At Pita Pit, employees are encouraged to post requests for extra hours or to have their shifts covered on a specially designated board in each store. “This gives us a good idea of who to call first when someone calls in sick or we need to staff up,” Riggs says.
Pita Pit’s employee-inclusive system also works well on days when weather or other unexpected events require a sudden need to reduce staff, Riggs says. “Instead of telling the people who struggled to get here to turn around and go home, we ask if anyone would like to go home early.”
Volunteering to cover shifts is one thing, but there are usually certain employees whom colleagues call whenever they need shift coverage. These go-to people tend to say yes not necessarily because they want the extra hours, but because they’re team players and don’t like to say no, says Herb Fair, president of Restaurant Profit Management Services (rpm) and adjunct faculty member at Northern Arizona University’s School of Hotel and Restaurant Management in Scottsdale. To remedy the situation, he recommends creating a
formal on-call rotation schedule.
Wisconsin Hospitality Group, a franchisee of Applebee’s and Pizza Hut restaurants, tries to schedule separate on-call staffers for each shift, rather than tying up any one person or group of people for an entire day, says company director of human resources, June Weiss.
Weiss says that cross training is a very effective way of balancing the restaurant’s need for flexible staffing and employees’ needs for hours stability. “If it snows, for instance, we’ll usually need more drivers than cooks, so we can send our cooks out on deliveries,” she says. The same concept works during crunch times for the cooks, she says.
One issue many operators tend to overlook is the need to post schedules as far in advance as possible, Henly and Lambert write in their study. But in one of their surveys, the majority of store managers reported that they received their allotted employee hours two or fewer weeks before the end of each month. In turn, the majority of employees said they had one week or less notice regarding their scheduled hours.
It doesn’t have to be this way, the researchers say.

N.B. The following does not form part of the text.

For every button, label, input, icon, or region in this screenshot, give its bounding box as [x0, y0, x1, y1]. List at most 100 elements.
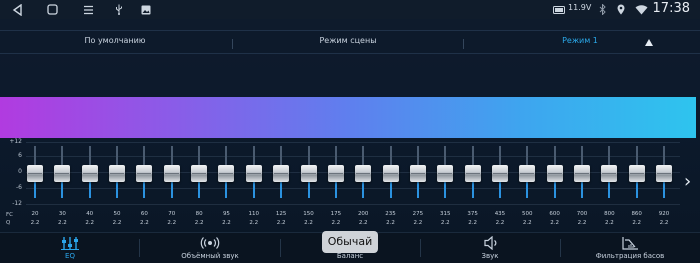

A majority of managers reported that more than 80 percent of the total number of staffing hours they were allotted remained the same from year to year. “This could give managers the opportunity to create fairly stable schedules or at least provide workers with more advance notice,” the report states.
To make scheduling quicker, easier, and more effective, Disselkamp recommends companies ditch their “primitive” paper and pencil or Excel spreadsheets and automate their employee scheduling. Recently, the National Restaurant Association officially endorsed a new online talent management system designed by the South Carolina–based software solution provider PeopleMatter that does just that. The “structured system” enables managers to post and adjust schedules and to interact with employees in real time “with a click of the mouse,” says PeopleMatter president and CEO, Nate DaPore. Associates can contact colleagues to request shift coverage and obtain manager approval via Web, e-mail, text, or any mobile device. PeopleMatter Schedule requires no software or license purchase and operates on a per-unit monthly fee that ranges from $50 to $150 per month.
“With smart planning, 90 percent of problems regarding scheduling for maximum profitability and meeting employee needs can be avoided,” Fair says.
And, Williams says, “even employers who consider it infeasible to enhance work-life fit by offering additional benefits, can improve their bottom lines by enhancing schedule effectiveness.”